Tuesday, August 16, 2011

Celebrating great entrepreneurs - Peter Pocklington

In May of 1979 I watched Wayne Gretzky in the penultimate game in the history of the WHA. Next game was in Winnipeg. Wayne's team lost, the Jets won the Avco cup. By September the WHA was no more, and both the Jets and the Oilers were in the NHL.

Peter Pocklington owned the Oilers. He owned a lot of stuff back in the day. You could hardly get through the business section of the paper without reading about Peter Pocklington. The slobbering sycophancy of the Canadian business press was so over the top it was embarrassing. High school drop-out makes good. One of the richest men in Canada... yadah yadah blah blah blah. Day after day, the greatness of Peter Puck.

(A quick p.s. to any investor types who may peruse this; said press is still on with the over the top stuff. A quick countervailing opinion: short RIM big time. There is no possible way they can compete with Google and Apple in the long run. However, they are a sturdy little company with a lot of patents etc, so you can bet that before they go through the floor somebody (I'm guessing Google) will scoop them up at a nice premium to share price, so hedge your bets with a pile of call options. You're welcome.)

As he was rocketing into the ranks of the entrepreneurial elite, at least in the minds of most Canadian business journalists, he picked up a mid-size meat-packer called Gainers, I suppose to complement his collection of sports franchises, trust companies, and car dealerships. I think it's called 360 degree integration.  Over-leveraged out the ying-yang in a time of rising interest rates, Pocklington decided to do what every self-respecting entrepreneur would do under such circumstances; fuck the workers.
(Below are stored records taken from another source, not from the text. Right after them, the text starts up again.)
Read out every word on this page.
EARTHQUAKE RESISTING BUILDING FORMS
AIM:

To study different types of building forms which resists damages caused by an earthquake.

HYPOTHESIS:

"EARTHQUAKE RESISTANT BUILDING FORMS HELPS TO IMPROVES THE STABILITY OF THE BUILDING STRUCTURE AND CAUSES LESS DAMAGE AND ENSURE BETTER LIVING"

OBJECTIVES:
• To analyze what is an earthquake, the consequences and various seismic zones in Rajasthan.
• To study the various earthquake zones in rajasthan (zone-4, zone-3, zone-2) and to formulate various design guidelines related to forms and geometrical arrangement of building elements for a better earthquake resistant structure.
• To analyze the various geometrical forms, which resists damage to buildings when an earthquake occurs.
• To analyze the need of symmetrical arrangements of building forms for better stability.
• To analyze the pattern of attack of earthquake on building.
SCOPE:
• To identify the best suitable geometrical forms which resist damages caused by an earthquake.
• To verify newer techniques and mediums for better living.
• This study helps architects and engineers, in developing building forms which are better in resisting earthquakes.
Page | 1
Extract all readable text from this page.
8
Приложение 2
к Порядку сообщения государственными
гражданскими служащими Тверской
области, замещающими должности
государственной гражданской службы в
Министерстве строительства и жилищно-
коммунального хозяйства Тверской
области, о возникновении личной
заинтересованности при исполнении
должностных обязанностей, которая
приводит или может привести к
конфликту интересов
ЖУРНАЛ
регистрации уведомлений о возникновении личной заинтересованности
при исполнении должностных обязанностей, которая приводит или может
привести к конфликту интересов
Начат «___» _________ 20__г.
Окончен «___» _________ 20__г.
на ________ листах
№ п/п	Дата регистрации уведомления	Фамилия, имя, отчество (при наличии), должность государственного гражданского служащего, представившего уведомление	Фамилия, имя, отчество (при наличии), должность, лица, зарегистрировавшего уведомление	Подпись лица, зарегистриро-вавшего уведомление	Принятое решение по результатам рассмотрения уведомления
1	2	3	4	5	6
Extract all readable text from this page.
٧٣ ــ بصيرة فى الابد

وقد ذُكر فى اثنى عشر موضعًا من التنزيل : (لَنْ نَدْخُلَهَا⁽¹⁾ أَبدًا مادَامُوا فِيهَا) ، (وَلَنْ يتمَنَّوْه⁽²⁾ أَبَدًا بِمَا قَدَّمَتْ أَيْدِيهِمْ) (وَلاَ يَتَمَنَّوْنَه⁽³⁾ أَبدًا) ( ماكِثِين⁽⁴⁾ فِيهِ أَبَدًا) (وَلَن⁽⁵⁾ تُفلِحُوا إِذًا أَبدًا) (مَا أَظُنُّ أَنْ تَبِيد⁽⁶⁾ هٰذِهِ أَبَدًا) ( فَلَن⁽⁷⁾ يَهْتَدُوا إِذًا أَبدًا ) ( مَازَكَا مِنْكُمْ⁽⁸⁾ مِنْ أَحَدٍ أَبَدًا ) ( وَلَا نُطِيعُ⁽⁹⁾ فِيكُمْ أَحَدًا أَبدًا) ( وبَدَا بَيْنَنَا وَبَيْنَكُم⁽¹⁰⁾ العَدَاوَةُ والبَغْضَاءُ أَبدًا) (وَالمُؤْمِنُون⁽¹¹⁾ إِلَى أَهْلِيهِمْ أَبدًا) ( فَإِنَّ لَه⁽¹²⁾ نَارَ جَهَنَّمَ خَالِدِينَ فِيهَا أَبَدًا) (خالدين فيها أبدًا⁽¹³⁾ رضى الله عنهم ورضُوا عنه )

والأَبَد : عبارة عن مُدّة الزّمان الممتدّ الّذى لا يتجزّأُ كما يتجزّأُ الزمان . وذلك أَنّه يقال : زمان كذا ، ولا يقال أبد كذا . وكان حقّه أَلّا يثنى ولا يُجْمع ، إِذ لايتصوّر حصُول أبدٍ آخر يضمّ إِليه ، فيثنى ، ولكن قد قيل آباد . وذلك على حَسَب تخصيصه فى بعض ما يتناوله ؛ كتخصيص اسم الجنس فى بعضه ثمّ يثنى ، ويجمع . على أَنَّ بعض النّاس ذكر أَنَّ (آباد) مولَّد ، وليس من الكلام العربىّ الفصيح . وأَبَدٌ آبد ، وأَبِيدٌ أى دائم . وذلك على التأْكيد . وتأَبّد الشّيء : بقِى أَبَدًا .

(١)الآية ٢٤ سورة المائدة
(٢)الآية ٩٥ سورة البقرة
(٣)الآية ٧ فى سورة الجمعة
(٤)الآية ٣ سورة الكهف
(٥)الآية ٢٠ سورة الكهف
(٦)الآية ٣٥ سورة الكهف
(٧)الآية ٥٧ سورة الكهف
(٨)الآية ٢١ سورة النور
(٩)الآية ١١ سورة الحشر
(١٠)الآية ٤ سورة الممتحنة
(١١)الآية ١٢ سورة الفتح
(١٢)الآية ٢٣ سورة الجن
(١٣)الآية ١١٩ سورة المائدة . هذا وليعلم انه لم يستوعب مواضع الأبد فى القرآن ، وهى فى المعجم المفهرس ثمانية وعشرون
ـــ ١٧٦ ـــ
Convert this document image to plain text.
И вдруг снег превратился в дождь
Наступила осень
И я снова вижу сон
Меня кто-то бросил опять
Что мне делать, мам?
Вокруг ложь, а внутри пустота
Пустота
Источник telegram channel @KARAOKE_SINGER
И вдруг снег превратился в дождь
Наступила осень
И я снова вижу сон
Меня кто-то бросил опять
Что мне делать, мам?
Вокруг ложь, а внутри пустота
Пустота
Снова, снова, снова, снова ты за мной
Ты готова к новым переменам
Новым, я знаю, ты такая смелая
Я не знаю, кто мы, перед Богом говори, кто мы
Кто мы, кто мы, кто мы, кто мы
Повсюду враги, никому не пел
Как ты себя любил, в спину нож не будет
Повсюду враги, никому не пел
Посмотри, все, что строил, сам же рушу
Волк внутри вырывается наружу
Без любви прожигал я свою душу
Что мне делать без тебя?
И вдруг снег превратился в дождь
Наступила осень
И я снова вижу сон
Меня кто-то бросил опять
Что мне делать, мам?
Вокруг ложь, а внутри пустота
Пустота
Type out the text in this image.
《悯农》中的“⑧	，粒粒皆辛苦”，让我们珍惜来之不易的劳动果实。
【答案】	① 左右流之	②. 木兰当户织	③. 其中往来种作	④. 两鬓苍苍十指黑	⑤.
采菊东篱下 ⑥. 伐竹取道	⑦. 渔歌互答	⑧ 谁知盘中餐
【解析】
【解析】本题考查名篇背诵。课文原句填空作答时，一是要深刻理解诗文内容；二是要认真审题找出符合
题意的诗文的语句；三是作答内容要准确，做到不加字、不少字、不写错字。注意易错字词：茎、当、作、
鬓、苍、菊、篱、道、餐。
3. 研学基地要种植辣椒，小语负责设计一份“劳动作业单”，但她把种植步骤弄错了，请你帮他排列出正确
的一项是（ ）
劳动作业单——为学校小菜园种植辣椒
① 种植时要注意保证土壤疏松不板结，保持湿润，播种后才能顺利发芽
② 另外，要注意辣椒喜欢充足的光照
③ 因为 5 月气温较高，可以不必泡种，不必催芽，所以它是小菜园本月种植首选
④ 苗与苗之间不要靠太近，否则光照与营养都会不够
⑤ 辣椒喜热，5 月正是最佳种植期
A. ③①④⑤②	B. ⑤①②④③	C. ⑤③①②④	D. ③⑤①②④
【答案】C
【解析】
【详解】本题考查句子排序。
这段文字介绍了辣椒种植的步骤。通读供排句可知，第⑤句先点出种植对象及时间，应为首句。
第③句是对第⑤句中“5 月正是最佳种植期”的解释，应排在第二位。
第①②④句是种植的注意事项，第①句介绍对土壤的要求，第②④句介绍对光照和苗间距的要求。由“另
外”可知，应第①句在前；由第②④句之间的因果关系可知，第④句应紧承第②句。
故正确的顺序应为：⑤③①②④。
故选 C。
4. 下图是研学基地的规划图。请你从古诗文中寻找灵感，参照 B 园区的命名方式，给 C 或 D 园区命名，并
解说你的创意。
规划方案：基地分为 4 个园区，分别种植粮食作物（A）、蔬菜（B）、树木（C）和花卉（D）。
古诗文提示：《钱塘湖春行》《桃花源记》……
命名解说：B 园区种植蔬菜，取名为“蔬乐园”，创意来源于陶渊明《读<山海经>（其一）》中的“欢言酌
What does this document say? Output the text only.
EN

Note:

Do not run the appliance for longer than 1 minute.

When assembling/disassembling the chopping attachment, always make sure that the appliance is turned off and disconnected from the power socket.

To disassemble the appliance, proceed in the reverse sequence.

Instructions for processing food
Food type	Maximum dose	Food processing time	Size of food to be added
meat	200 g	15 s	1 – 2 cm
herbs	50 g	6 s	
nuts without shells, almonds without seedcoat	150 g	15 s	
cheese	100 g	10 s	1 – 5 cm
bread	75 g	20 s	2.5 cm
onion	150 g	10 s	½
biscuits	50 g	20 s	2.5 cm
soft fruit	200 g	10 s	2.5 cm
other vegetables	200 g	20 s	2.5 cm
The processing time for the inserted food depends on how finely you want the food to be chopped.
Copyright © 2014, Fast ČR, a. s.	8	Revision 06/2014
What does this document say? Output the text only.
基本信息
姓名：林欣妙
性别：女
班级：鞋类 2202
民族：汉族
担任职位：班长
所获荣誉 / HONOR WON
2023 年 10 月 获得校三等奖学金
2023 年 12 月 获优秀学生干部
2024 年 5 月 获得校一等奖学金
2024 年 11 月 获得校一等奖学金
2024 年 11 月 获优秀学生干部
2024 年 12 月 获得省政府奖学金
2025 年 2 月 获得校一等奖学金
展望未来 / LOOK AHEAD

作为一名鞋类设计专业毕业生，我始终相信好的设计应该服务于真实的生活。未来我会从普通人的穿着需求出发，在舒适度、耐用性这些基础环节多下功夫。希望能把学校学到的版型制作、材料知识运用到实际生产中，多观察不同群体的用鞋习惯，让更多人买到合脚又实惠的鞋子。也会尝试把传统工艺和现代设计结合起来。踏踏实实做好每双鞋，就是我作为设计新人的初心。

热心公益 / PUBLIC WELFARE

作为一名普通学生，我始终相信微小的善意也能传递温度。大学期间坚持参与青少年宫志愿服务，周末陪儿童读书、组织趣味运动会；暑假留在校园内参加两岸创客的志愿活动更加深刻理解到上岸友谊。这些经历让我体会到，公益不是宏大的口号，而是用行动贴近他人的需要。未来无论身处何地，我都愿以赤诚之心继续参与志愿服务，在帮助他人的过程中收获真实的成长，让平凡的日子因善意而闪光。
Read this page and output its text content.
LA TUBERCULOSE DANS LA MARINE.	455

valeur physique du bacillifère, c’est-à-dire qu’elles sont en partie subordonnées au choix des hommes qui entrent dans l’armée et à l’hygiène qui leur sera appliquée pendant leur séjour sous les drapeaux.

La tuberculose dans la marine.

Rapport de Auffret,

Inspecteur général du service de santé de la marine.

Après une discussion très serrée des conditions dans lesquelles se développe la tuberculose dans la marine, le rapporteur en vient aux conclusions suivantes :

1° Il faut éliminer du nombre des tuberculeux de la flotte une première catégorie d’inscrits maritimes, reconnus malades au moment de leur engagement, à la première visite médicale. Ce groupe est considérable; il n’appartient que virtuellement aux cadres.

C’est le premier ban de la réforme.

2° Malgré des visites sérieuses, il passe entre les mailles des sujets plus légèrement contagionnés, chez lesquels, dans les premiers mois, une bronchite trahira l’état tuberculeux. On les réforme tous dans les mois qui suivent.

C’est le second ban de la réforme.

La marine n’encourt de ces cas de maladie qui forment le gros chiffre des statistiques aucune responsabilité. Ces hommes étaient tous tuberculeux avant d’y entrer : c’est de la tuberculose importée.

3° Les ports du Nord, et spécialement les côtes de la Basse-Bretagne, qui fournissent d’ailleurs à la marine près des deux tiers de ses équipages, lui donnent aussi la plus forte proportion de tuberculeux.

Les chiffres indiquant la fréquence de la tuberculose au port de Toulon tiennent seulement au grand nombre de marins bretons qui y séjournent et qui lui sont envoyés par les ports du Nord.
Now, slaughterhouse work is a shit job no matter how you look at it. It's always cold. It's always wet. You're up to your knees in animal guts all day long. I frankly don't know how anybody can do it for ten minutes. But people did it. And over the years, the union that represented those people had won them wages that would at least enable a half-decent life. So you put in your daily eight hours in hell, but you could go home to a modest bungalow in the suburbs,  feed your family, pay your mortgage, and save for your children's education to make sure they never had to do what you did.

Pocklington had a vision. Bust the union! Why should a business genius like him pay union wages? After all, somewhere on this planet there's gotta be people willing to do the job for less. True entrepreneurial thinking. There followed one of the most violent and divisive strikes that Canada has seen in the last half century.

Long story short, Pocklington won. Slaughterhouse work in Canada today is marginally above minimum wage and done mostly by recent immigrants. There was a picture in the paper recently, eight Somali's living in a little company owned trailer outside one of the big meat plants. They're grinning like they won the lottery. And they did! Instead of starving to death in some African refugee camp, they're making more money than they ever dreamed of. Sure, they'll never own a bungalow in Edmonton, but what the hell, times change.

Don't know what happened to the original Gainers crew, but that's their problem I suppose. As for Peter Pocklington, he's gone bankrupt a couple of times. Wasn't ever one of the richest men in Canada after all. Just finished a six month spell of house arrest for bankruptcy fraud.

The Gainers workers arrested on the picket line while trying to save their livelihoods got far harsher sentences.